Nous avions également établis nos propres ateliers pour fabriquer des fenêtres, nous avons fabriqué toutes les briques sur le site, nous avons importé notre propre usine de fabrication de tuyaux et de nombreux autres articles qui ont diminué les coûts (mais dans le même élan a également créé plus d’emplois locaux) pour nous permettre d’équilibrer les pertes.

Question: Il y a aussi des allégations de corruption entre votre entreprise et le Premier ministre Matata Ponyo

Réponse: Je n’ai pas détail sur le processus de paiement au niveau du gouvernement, mais de notre côté, pour la Phase 1, nous établissions une facture mensuelle que le gouvernement payait dans notre compte Africom, au cours de la Phase 2, nous avons été payés un montant fixe par mois qui a ensuite été déduit du montant du contrat initial convenu et comme vous le savez, cela a été arrêté après quoi nous avons reçu quelques paiements partiels plus petits jusqu’à ce que tous les paiements ont été arrêtés.

Je n’ai rencontré Mr Matata qu’une fois dans son bureau pendant 10 minutes et nous n’avons évidemment pas discuté des questions d’argent.

Donc, pour répondre à votre question non, il (PM Matata) n’a jamais été impliqué dans des discussions financières à tous.

S’il vous plaît garder à l’esprit que tous nos revenus, dépenses, actifs, etc, sont soigneusement documentés et vérifiés par PWC chaque centime, chaque actif et toutes les dépenses et les revenus.

Question: pourquoi pensez-vous que le projet a trébuché?

Réponse: Le jour où l’équipe de Matata est partie et a été essentiellement « désintégrée » a été le début de la fin de Bukanga Lonzo. Si l’équipe de Matata était encore active aujourd’hui, Bukanga Lonzo aurait été la « success story » du continent !

Bien que je ne connaisse pas le Premier ministre Matata sur le plan personnel, je pense honnêtement que sa vision et sa prise de décision décisive ont été un atout énorme pour la RDC.

J’ai souvent pensé qu’il fallait un homme fort comme lui pour faire réussir un projet comme Bukanga Lonzo. Malheureusement, lorsqu’une personne parle d’une personne de haut niveau comme le Premier ministre Matata en RDC, les gens pensent immédiatement qu’il y a de l’argent, de la corruption.

Question: à votre avis, quelle est la chance de Bukanga Lonzo d’être de retour sur la bonne voie?

Réponse: Bukanga Lonzo peut littéralement redémarrer 7 jours après le feu vert du gouvernement. J’ai fait un flux de trésorerie et un nouveau budget. À ce jour, je dois honnêtement vous dire que beaucoup de gens n’ont pas la moindre idée du potentiel d’un projet comme Bukanga Lonzo.

Ce projet va changer le pays pour toujours! Mais il peut aussi tourner très mal s’il échoue et se retrouve dans les tribunaux internationaux et les médias internationaux et cela pourrait causer au pays beaucoup de mal inutile.

Question: que feriez-vous différemment?

Réponse: Je ne ferais pas beaucoup de choses différemment, mais évidemment, nous avons appris de l’expérience qui peut changer les choses considérablement.

Je vais également changer l’objectif de faire l’irrigation beaucoup plus rapidement pour permettre la production de légumes et une plus grande variété de spéculations plus rapidement.
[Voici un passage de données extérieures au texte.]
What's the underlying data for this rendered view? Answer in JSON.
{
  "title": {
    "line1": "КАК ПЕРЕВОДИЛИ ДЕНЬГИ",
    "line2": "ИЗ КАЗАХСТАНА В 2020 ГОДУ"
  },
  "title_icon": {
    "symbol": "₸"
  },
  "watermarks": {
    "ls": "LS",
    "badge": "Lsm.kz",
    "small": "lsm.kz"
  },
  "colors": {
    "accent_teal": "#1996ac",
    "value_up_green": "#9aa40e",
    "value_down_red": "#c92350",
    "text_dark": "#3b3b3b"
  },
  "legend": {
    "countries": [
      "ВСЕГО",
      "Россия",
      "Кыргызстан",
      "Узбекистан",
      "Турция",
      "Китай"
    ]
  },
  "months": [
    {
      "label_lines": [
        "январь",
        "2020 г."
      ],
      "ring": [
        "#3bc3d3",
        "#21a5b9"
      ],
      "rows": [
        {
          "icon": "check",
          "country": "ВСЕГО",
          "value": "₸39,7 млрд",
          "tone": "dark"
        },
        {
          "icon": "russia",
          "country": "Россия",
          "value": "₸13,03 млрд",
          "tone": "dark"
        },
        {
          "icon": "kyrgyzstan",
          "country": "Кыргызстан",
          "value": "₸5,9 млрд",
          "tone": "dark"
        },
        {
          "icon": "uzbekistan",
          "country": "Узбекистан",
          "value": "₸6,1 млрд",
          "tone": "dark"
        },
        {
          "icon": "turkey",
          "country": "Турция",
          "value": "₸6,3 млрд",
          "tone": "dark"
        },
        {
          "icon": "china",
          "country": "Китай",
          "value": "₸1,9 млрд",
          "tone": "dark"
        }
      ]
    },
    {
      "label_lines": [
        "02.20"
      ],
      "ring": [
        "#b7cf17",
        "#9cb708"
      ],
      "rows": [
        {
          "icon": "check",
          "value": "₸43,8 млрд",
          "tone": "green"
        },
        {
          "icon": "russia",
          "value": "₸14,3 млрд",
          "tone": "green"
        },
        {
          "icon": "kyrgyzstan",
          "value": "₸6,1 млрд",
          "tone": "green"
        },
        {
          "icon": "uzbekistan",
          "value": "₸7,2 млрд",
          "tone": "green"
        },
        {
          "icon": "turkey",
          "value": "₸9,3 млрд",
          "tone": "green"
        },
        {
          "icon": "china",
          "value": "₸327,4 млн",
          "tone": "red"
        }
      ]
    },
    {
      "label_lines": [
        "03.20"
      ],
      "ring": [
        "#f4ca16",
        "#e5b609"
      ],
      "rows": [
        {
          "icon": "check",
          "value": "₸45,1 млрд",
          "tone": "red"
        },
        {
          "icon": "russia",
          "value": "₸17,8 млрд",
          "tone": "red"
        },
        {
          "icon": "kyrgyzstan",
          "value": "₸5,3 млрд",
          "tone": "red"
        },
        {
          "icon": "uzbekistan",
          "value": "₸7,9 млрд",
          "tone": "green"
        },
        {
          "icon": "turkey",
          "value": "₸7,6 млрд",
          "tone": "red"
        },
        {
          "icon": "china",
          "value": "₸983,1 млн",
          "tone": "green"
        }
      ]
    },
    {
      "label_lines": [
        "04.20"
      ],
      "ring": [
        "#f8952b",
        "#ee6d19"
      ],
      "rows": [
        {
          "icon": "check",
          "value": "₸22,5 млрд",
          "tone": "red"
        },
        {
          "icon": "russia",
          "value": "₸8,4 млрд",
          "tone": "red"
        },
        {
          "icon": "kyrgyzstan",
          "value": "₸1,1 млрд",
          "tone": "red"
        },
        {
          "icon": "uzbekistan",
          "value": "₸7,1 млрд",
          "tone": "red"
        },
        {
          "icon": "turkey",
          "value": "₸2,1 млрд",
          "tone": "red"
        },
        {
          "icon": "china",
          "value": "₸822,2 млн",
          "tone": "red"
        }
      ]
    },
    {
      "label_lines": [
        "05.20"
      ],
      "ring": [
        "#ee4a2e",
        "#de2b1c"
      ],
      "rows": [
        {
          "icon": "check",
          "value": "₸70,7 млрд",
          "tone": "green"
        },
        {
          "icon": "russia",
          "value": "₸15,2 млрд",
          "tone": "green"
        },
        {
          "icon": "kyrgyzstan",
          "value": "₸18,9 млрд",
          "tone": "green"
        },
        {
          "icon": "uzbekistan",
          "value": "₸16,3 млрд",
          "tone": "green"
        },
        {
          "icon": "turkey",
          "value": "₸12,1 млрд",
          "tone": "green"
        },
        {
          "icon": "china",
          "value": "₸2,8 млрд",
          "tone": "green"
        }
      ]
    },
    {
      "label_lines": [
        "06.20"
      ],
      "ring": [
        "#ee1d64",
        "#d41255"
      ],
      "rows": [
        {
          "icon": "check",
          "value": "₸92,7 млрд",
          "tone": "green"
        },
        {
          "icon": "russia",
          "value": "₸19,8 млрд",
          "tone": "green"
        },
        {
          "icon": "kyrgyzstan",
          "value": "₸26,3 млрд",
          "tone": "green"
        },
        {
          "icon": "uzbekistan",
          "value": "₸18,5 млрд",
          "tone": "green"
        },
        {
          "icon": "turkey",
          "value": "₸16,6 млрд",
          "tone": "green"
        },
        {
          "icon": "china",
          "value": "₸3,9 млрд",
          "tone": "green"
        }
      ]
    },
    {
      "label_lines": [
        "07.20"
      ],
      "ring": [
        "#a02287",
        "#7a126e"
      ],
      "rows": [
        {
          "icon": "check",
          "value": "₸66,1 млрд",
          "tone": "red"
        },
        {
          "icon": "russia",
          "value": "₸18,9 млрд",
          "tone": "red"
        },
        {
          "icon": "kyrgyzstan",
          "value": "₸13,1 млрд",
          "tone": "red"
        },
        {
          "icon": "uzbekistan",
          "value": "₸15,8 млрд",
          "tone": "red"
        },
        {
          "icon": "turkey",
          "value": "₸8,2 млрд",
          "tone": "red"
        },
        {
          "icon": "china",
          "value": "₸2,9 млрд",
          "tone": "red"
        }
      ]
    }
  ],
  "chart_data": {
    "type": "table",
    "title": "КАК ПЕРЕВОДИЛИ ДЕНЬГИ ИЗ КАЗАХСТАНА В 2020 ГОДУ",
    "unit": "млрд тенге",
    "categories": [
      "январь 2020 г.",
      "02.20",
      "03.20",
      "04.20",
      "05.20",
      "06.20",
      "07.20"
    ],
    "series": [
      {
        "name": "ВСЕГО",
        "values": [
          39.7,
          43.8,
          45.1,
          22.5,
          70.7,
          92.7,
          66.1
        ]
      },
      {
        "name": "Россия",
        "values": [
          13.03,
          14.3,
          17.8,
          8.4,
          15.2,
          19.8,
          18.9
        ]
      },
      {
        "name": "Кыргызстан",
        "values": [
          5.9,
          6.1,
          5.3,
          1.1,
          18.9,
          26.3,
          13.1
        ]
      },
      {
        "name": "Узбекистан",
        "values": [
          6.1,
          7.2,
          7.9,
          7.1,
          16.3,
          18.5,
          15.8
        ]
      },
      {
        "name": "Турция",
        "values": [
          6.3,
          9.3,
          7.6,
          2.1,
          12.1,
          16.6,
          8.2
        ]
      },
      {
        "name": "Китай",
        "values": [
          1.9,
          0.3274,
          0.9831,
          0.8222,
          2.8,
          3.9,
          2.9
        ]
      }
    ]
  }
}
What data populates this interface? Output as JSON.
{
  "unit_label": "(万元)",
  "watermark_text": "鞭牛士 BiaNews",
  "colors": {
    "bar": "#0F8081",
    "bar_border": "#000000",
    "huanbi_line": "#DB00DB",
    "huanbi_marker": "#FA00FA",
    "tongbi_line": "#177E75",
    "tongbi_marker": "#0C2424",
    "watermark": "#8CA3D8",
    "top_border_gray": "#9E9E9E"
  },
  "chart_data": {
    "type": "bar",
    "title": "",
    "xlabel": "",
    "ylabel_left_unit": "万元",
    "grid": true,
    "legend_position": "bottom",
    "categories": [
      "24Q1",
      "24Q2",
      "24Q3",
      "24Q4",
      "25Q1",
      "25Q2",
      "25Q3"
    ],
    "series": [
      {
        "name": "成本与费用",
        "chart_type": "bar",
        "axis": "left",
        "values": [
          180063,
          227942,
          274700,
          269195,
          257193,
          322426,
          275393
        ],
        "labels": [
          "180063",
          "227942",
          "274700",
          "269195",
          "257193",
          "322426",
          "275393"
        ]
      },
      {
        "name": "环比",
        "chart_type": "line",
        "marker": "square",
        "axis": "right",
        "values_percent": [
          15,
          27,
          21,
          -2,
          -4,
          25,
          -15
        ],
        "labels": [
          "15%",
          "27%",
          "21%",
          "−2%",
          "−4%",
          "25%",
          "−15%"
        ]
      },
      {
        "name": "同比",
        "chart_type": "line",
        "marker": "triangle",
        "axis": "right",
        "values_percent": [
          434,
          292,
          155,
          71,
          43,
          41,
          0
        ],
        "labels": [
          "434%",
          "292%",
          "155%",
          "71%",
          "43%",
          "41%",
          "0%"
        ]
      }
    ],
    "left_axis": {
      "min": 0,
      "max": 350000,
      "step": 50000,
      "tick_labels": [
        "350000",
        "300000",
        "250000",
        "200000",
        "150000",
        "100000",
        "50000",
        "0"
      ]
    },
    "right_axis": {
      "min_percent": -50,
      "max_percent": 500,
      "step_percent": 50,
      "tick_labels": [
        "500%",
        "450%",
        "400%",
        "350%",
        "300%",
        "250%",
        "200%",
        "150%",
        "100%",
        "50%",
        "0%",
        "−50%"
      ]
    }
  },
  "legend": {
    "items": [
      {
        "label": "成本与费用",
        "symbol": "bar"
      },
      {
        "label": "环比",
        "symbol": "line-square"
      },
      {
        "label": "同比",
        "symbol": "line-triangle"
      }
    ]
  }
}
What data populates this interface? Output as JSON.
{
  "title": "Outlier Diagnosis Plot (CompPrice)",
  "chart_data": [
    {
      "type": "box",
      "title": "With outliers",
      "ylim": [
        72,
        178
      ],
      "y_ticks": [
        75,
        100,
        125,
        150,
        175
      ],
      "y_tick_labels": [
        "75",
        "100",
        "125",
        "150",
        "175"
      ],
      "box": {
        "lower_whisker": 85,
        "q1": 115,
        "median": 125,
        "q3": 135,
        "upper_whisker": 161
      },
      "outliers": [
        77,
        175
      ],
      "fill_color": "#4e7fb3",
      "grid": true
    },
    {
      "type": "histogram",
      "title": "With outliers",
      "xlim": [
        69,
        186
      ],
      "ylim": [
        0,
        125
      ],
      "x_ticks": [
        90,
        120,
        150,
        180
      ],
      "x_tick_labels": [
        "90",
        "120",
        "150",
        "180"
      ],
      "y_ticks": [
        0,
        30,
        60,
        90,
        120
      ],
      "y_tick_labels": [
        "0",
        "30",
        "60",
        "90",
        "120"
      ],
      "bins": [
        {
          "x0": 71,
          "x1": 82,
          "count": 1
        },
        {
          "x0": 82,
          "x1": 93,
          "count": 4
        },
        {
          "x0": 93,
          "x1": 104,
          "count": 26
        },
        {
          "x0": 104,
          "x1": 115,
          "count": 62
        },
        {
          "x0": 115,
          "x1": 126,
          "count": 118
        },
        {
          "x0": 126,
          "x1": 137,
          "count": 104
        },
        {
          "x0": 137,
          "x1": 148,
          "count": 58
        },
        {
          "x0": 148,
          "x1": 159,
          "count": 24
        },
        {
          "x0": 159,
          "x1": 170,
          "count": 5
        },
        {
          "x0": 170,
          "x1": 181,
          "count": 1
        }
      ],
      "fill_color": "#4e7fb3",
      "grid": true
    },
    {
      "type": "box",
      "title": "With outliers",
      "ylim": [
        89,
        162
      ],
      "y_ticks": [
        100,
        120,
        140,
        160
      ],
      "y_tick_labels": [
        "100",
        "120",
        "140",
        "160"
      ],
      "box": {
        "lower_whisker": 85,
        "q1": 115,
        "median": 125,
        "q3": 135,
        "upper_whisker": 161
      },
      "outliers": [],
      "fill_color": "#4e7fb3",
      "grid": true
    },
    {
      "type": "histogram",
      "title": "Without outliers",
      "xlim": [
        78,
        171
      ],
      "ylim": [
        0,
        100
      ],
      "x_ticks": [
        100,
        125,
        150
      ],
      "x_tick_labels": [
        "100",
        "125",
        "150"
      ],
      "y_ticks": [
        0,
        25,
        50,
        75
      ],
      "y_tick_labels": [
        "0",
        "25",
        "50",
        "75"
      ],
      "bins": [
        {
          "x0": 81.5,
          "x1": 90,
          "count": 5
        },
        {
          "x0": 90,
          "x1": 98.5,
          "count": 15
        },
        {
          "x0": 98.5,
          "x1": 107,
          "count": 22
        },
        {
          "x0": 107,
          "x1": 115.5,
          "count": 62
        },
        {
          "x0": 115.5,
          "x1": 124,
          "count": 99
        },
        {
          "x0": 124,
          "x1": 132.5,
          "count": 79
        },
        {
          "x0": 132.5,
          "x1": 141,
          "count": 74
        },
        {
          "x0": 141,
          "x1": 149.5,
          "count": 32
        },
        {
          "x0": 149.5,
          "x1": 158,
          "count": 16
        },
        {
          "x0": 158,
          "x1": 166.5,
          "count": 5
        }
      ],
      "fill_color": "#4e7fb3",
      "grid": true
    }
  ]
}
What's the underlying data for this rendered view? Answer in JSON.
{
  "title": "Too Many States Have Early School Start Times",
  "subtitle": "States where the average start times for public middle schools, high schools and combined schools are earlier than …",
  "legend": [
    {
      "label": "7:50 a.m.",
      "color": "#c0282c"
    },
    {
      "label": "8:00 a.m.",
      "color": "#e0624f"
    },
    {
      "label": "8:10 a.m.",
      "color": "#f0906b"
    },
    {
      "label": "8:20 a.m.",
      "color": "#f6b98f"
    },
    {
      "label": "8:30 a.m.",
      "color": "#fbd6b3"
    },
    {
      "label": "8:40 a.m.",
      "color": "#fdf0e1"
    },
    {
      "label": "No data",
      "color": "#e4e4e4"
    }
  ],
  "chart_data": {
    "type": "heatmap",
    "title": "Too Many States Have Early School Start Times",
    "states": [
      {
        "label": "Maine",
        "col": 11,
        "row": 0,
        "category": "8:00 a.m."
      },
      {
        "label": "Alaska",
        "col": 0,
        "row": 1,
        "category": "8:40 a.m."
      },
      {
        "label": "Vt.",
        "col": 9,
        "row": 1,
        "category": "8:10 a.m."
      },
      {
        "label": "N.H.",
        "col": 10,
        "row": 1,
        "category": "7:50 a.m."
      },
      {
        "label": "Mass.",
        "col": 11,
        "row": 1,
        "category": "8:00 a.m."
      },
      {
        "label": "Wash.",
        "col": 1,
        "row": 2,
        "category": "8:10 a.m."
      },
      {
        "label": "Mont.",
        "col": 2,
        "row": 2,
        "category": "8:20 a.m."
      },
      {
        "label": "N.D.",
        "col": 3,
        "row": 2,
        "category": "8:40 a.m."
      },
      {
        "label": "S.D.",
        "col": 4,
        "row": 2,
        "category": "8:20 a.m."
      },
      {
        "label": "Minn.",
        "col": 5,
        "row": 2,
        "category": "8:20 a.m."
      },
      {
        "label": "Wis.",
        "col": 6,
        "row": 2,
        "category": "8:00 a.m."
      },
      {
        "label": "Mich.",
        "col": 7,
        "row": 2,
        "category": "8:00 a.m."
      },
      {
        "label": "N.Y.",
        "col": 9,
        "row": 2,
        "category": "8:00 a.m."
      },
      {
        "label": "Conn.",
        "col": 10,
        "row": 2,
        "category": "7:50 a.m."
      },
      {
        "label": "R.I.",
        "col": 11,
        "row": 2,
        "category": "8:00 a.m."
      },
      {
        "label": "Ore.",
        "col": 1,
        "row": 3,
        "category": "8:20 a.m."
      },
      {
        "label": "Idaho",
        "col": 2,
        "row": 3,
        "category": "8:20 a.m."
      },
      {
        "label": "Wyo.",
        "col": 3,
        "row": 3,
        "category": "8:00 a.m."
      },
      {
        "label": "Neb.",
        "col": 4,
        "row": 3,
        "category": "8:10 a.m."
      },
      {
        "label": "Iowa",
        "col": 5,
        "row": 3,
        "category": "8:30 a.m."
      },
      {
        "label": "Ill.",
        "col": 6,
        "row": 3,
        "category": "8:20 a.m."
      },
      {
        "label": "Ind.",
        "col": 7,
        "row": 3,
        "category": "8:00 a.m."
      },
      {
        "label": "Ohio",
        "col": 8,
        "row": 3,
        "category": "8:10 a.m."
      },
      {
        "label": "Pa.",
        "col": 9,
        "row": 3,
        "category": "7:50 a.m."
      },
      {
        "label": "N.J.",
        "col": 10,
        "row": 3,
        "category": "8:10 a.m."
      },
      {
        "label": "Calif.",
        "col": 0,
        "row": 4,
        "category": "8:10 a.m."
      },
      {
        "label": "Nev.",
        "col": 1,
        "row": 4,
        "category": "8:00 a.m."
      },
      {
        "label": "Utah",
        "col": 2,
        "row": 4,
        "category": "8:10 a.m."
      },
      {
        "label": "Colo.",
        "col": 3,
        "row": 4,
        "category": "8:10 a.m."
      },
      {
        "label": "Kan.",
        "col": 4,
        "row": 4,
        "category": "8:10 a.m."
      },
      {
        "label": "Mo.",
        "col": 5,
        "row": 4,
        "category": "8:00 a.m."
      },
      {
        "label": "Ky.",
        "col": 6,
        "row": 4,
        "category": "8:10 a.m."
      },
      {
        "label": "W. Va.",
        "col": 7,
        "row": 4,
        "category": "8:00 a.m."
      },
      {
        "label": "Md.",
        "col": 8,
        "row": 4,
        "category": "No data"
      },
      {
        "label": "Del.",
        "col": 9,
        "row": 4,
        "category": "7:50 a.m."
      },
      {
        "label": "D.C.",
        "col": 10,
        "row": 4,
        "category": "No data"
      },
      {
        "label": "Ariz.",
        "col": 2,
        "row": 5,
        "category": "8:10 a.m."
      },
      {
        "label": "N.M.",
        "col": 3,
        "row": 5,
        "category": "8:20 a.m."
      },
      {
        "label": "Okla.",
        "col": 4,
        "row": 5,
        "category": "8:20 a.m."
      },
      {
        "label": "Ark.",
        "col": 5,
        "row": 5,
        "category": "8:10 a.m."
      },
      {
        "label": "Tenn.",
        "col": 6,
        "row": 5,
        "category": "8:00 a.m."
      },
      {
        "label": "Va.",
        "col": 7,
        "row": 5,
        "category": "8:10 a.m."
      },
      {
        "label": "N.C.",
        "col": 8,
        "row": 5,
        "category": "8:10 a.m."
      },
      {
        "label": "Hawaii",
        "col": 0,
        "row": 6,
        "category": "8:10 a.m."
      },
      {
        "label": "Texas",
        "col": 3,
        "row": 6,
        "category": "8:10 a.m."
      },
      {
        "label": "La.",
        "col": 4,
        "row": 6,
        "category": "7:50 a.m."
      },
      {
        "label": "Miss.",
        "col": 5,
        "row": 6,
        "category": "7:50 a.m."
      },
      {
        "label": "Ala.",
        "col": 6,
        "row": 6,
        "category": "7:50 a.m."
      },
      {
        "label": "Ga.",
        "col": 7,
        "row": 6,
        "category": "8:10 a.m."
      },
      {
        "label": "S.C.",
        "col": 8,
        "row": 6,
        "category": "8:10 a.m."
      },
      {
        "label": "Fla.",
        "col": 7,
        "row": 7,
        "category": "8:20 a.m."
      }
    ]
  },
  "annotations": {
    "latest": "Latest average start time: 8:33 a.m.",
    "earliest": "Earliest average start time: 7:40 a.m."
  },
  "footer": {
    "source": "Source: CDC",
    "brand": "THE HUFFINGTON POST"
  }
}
Je vais aussi commencer par le projet de poulet dès que possible.

Question: Un dernier mot?

Réponse: Malheureusement, cette approche n’est comprise que par une poignée de personnes comme vous pouvez l’imaginer.

Toutefois, j’ai pris cette décision et, alors que je suis ici aujourd’hui, je crois que ce projet s’en sortira et apportera des changements au pays et à la population du pays.

Extrait choisi par le journaliste Floride Zantoto.